Призвание (Зеленов) - страница 172

Похоронив родителя, начал Григорий работать с артелью своей по подрядам. А тут пятый год подоспел, стала его комнатенка на Малой Андроновке вроде конспиративной квартиры. Когда ж начались бои, кое-кто из артельских стал бегать на баррикады — на Тверскую, на Долгоруковскую. На похороны же убитого Баумана пошла вся артель целиком.

Так в ту пору и повелось: днем писали иконы, а ночью бежали на баррикады. Вскоре волнения пошли и у них на Рогожке, на заводах Гужона и Перенуда. Как после писал Григорий в анкетах, сам он лично участвовал в заграждении пролетов яузских мостов, в валке товарных вагонов с насыпи и опутывании колючей проволокой. Доводилось ему принимать участие и в делах посерьезнее, в баррикадных боях, — стрелял из револьвера в наступавших драгун и казаков.

Несколько раз по ночам к нему заявлялись жандармы и комнатенку его обыскивали, а однажды водили даже в сыскное. Был обыск и в их мастерской, но и там ничего не нашли. Да и цеплялись-то к ним не особенно, к богомазам, ввиду их религиозной профессии.
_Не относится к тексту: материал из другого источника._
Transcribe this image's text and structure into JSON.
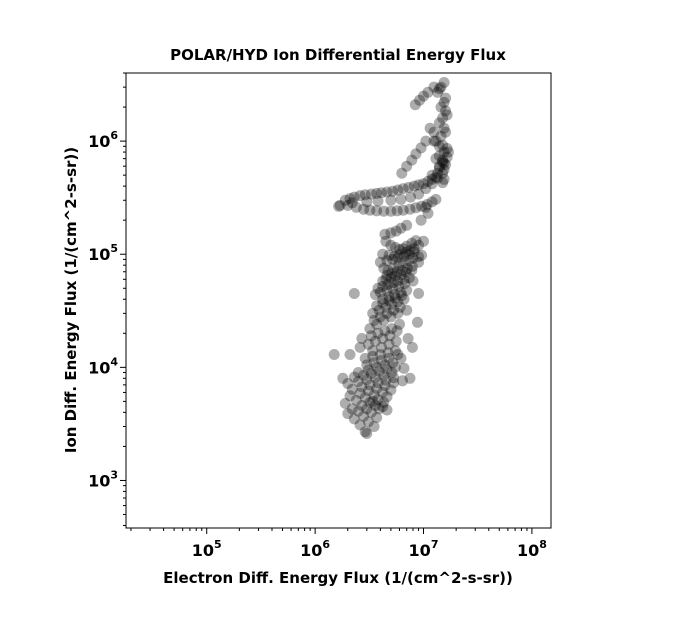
{
  "chart_data": {
    "type": "scatter",
    "title": "POLAR/HYD  Ion Differential Energy Flux",
    "xlabel": "Electron Diff. Energy Flux (1/(cm^2-s-sr))",
    "ylabel": "Ion Diff. Energy Flux (1/(cm^2-s-sr))",
    "xscale": "log",
    "yscale": "log",
    "xlim": [
      18000,
      150000000
    ],
    "ylim": [
      380,
      4000000
    ],
    "grid": false,
    "legend": "none",
    "marker_color": "#000000",
    "marker_alpha": 0.32,
    "xticks": [
      {
        "value": 100000,
        "base": "10",
        "exp": "5"
      },
      {
        "value": 1000000,
        "base": "10",
        "exp": "6"
      },
      {
        "value": 10000000,
        "base": "10",
        "exp": "7"
      },
      {
        "value": 100000000,
        "base": "10",
        "exp": "8"
      }
    ],
    "yticks": [
      {
        "value": 1000,
        "base": "10",
        "exp": "3"
      },
      {
        "value": 10000,
        "base": "10",
        "exp": "4"
      },
      {
        "value": 100000,
        "base": "10",
        "exp": "5"
      },
      {
        "value": 1000000,
        "base": "10",
        "exp": "6"
      }
    ],
    "x": [
      1700000,
      1900000,
      2100000,
      2300000,
      2600000,
      2900000,
      3300000,
      3700000,
      4100000,
      4600000,
      5200000,
      5800000,
      6500000,
      7300000,
      8200000,
      9000000,
      10000000,
      11000000,
      12000000,
      13000000,
      1650000,
      2000000,
      2400000,
      2800000,
      3200000,
      3700000,
      4300000,
      5000000,
      5700000,
      6500000,
      7500000,
      8500000,
      9600000,
      10800000,
      12000000,
      13000000,
      2200000,
      3000000,
      3800000,
      5000000,
      6200000,
      7600000,
      9000000,
      10500000,
      12000000,
      13500000,
      15000000,
      15500000,
      16000000,
      15000000,
      14000000,
      15500000,
      16500000,
      15000000,
      13000000,
      14500000,
      16000000,
      15500000,
      14000000,
      15000000,
      16500000,
      16000000,
      14500000,
      15500000,
      16000000,
      13500000,
      14500000,
      15500000,
      14000000,
      12500000,
      11000000,
      10000000,
      9200000,
      8400000,
      13000000,
      15000000,
      14000000,
      13500000,
      15500000,
      15000000,
      12000000,
      14000000,
      15500000,
      16500000,
      17000000,
      14000000,
      12500000,
      11500000,
      12500000,
      10500000,
      9500000,
      8500000,
      7800000,
      7000000,
      6300000,
      4500000,
      5000000,
      5500000,
      6000000,
      6500000,
      7000000,
      7800000,
      8500000,
      4200000,
      4800000,
      5400000,
      6000000,
      6800000,
      7500000,
      8200000,
      9000000,
      10000000,
      4000000,
      4600000,
      5200000,
      5800000,
      6600000,
      7400000,
      8200000,
      4400000,
      5000000,
      5600000,
      6200000,
      7000000,
      9500000,
      11000000,
      10500000,
      4300000,
      4700000,
      5300000,
      5900000,
      6500000,
      7300000,
      8000000,
      9000000,
      9600000,
      4600000,
      5100000,
      5700000,
      6400000,
      7100000,
      7900000,
      4200000,
      4500000,
      5000000,
      5500000,
      6200000,
      6900000,
      7800000,
      9000000,
      3800000,
      4200000,
      4700000,
      5300000,
      5800000,
      6600000,
      7400000,
      3600000,
      4000000,
      4600000,
      5200000,
      5900000,
      6700000,
      8000000,
      4200000,
      4800000,
      5400000,
      6200000,
      7000000,
      3700000,
      4200000,
      4800000,
      5500000,
      6300000,
      9000000,
      3400000,
      3900000,
      4500000,
      5100000,
      5800000,
      6600000,
      3500000,
      4000000,
      4600000,
      5300000,
      6100000,
      3200000,
      3700000,
      4300000,
      5000000,
      5800000,
      7000000,
      8800000,
      3300000,
      3800000,
      4400000,
      5100000,
      6000000,
      3100000,
      3600000,
      4200000,
      4900000,
      5700000,
      2600000,
      3400000,
      4100000,
      4800000,
      5600000,
      7200000,
      2900000,
      3400000,
      4000000,
      4700000,
      5500000,
      3000000,
      3500000,
      4100000,
      4800000,
      5800000,
      7900000,
      2500000,
      3100000,
      3700000,
      4400000,
      5200000,
      6200000,
      2300000,
      2800000,
      3300000,
      3900000,
      4600000,
      5500000,
      2000000,
      2500000,
      3000000,
      3600000,
      4300000,
      5100000,
      6600000,
      2200000,
      2700000,
      3200000,
      3800000,
      4500000,
      5300000,
      2100000,
      2600000,
      3100000,
      3700000,
      4400000,
      5300000,
      6400000,
      7500000,
      1900000,
      2400000,
      2900000,
      3500000,
      4200000,
      5000000,
      2200000,
      2700000,
      3200000,
      3800000,
      4600000,
      2000000,
      2500000,
      3000000,
      3600000,
      4300000,
      2300000,
      2800000,
      3300000,
      3900000,
      2600000,
      3100000,
      3700000,
      2900000,
      3500000,
      3000000,
      2100000,
      3400000,
      4200000,
      4600000,
      2700000,
      1500000,
      2300000,
      1800000
    ],
    "y": [
      270000,
      300000,
      310000,
      320000,
      330000,
      335000,
      340000,
      345000,
      350000,
      355000,
      360000,
      370000,
      380000,
      390000,
      400000,
      410000,
      420000,
      440000,
      460000,
      480000,
      265000,
      270000,
      260000,
      250000,
      245000,
      242000,
      240000,
      240000,
      242000,
      245000,
      250000,
      258000,
      265000,
      275000,
      290000,
      305000,
      285000,
      290000,
      295000,
      300000,
      305000,
      320000,
      340000,
      380000,
      420000,
      470000,
      520000,
      560000,
      620000,
      680000,
      740000,
      800000,
      860000,
      920000,
      1000000,
      1100000,
      1200000,
      1300000,
      1450000,
      1600000,
      1700000,
      1850000,
      2000000,
      2200000,
      2400000,
      2700000,
      3000000,
      3300000,
      2900000,
      3000000,
      2700000,
      2500000,
      2300000,
      2100000,
      700000,
      650000,
      600000,
      520000,
      460000,
      430000,
      500000,
      580000,
      640000,
      720000,
      800000,
      900000,
      1000000,
      1300000,
      1200000,
      1000000,
      870000,
      770000,
      680000,
      600000,
      520000,
      130000,
      120000,
      115000,
      110000,
      112000,
      118000,
      125000,
      132000,
      100000,
      98000,
      96000,
      100000,
      104000,
      108000,
      112000,
      120000,
      130000,
      85000,
      88000,
      90000,
      93000,
      96000,
      100000,
      105000,
      150000,
      155000,
      160000,
      170000,
      180000,
      200000,
      230000,
      260000,
      75000,
      72000,
      76000,
      80000,
      84000,
      88000,
      92000,
      95000,
      98000,
      65000,
      68000,
      70000,
      72000,
      75000,
      78000,
      58000,
      60000,
      62000,
      64000,
      66000,
      69000,
      72000,
      85000,
      50000,
      52000,
      54000,
      56000,
      58000,
      60000,
      62000,
      44000,
      46000,
      48000,
      50000,
      52000,
      55000,
      58000,
      40000,
      42000,
      44000,
      46000,
      48000,
      35000,
      37000,
      39000,
      41000,
      43000,
      45000,
      30000,
      32000,
      34000,
      36000,
      38000,
      40000,
      26000,
      28000,
      30000,
      32000,
      34000,
      22000,
      24000,
      26000,
      28000,
      30000,
      32000,
      25000,
      19000,
      20000,
      21000,
      22000,
      24000,
      16000,
      17000,
      18000,
      19000,
      21000,
      15000,
      14000,
      15000,
      16000,
      17000,
      18000,
      12000,
      12500,
      13000,
      13500,
      14000,
      10500,
      11000,
      11500,
      12000,
      13000,
      15000,
      9000,
      9500,
      10000,
      10500,
      11000,
      12000,
      8200,
      8500,
      8800,
      9200,
      9600,
      10000,
      7200,
      7500,
      7800,
      8100,
      8500,
      9000,
      9800,
      6400,
      6700,
      7000,
      7300,
      7700,
      8100,
      5600,
      5900,
      6200,
      6500,
      6900,
      7300,
      7600,
      8000,
      4800,
      5100,
      5400,
      5700,
      6000,
      6300,
      4300,
      4600,
      4900,
      5200,
      5500,
      3900,
      4100,
      4300,
      4600,
      4900,
      3500,
      3700,
      4000,
      4300,
      3100,
      3300,
      3600,
      2700,
      3000,
      2600,
      13000,
      5000,
      4500,
      4200,
      18000,
      13000,
      45000,
      8000
    ]
  }
}
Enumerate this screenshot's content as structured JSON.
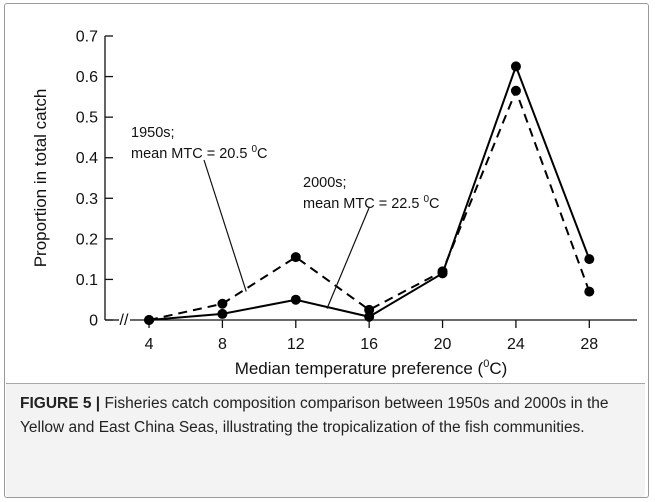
{
  "chart_data": {
    "type": "line",
    "xlabel": "Median temperature preference (0C)",
    "xlabel_parts": [
      "Median temperature preference (",
      "0",
      "C)"
    ],
    "ylabel": "Proportion in total catch",
    "x": [
      4,
      8,
      12,
      16,
      20,
      24,
      28
    ],
    "xticklabels": [
      "4",
      "8",
      "12",
      "16",
      "20",
      "24",
      "28"
    ],
    "xlim": [
      1.6,
      30.6
    ],
    "ylim": [
      0,
      0.7
    ],
    "yticks": [
      0,
      0.1,
      0.2,
      0.3,
      0.4,
      0.5,
      0.6,
      0.7
    ],
    "yticklabels": [
      "0",
      "0.1",
      "0.2",
      "0.3",
      "0.4",
      "0.5",
      "0.6",
      "0.7"
    ],
    "axis_break": "//",
    "grid": false,
    "series": [
      {
        "name": "1950s",
        "line_style": "dashed",
        "color": "#000000",
        "values": [
          0.0,
          0.04,
          0.155,
          0.025,
          0.12,
          0.565,
          0.07
        ]
      },
      {
        "name": "2000s",
        "line_style": "solid",
        "color": "#000000",
        "values": [
          0.0,
          0.015,
          0.05,
          0.008,
          0.115,
          0.625,
          0.15
        ]
      }
    ],
    "annotations": [
      {
        "series": "1950s",
        "line1": "1950s;",
        "line2_prefix": "mean MTC = 20.5 ",
        "superscript": "0",
        "line2_suffix": "C",
        "points_to": {
          "x": 9.3,
          "y": 0.07
        }
      },
      {
        "series": "2000s",
        "line1": "2000s;",
        "line2_prefix": "mean MTC = 22.5 ",
        "superscript": "0",
        "line2_suffix": "C",
        "points_to": {
          "x": 13.7,
          "y": 0.028
        }
      }
    ]
  },
  "caption": {
    "label": "FIGURE 5 |",
    "text": " Fisheries catch composition comparison between 1950s and 2000s in the Yellow and East China Seas, illustrating the tropicalization of the fish communities."
  }
}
И вот стал считать он себя с той поры настоящим бойцом революции, хоть ни в какую партию и не вступал. Крест с шеи сбросил, выкинул все образа, уничтожил портреты царя и царицы, в церковь ходить перестал — словом, религию и все прочее побоку — и порвал с женой окончательно на этой вот самой почве.

Революцию задавили. После того как в Москве черной сотней были разгромлены и разбиты немецкие магазины, вернулся Григорий в Талицкое, и начался еще один, новый период его многотрудной, запутанной жизни.


Надобно было как-то существовать, и он продолжал заниматься писанием икон. В сотнях и тысячах экземпляров они расходились по свету, эти его иконы. На произведения кисти его верующие люди молились, ставили перед ними свечки и зажигали лампадки, тогда как он сам давно уже перестал верить в бога. И мучило все сильнее сознание, что помогает он одурачивать темных людей. Одной рукой он писал иконы, другою же был готов стереть все написанное, так как видел от этой своей работы один только явственный вред. Если во что он и верил серьезно, так это в цвета и краски, и поклонялся лишь одному — великому человеческому уменью делать мертвую краску живою, волшебно ее оживлять. Но что бы он там ни думал об искусстве этом своем, на деле же получалось, что он активно способствует всяким попам и вместе с ними опаивает верующих людей религиозным дурманом.

Вот тогда-то, чтобы избавиться хоть на время от мучивших его мыслей, он и начал прикладываться к рюмке. Возможно, погиб бы от страсти от этой и раньше, да выручил большевистский переворот. Вспомнив свои молодые годы, с радостью он включился, Григорий, в бурлящий тот политический омут, переживая вторую молодость. С тех самых пор не покидало его гордое ощущение того, что и он не остался в хвосте у революционного человечества. Он написал заявление и был принят в партию, в Талицком стал возглавлять местный комбед. В бывшем здании волостного правления комбедовцами был открыт Республиканский клуб, а в реквизированном у местного богатея и кулака Дунаева особняке устроили чайную. Организовали еще и мясную лавку и на долгое время прижали частных торговцев, не позволяя скупать у местного населения скот. Он, Григорий Халдин, с мандатом комбеда возглавил кампанию по раскулачиванию местных хозяев, владетелей мастерских, по реквизиции их имущества и передаче его новой власти. Ходил по селу в кожанке, в красных суконных штанах, в хромовых сапогах и с наганом на поясе. Несколько раз на него покушались, грозились убить. И за другими охотились — за Митюхой Кутыриным, его заместителем по комбеду, за старым большевиком Никитичем, но быстро они сумели расправиться с местной контрой.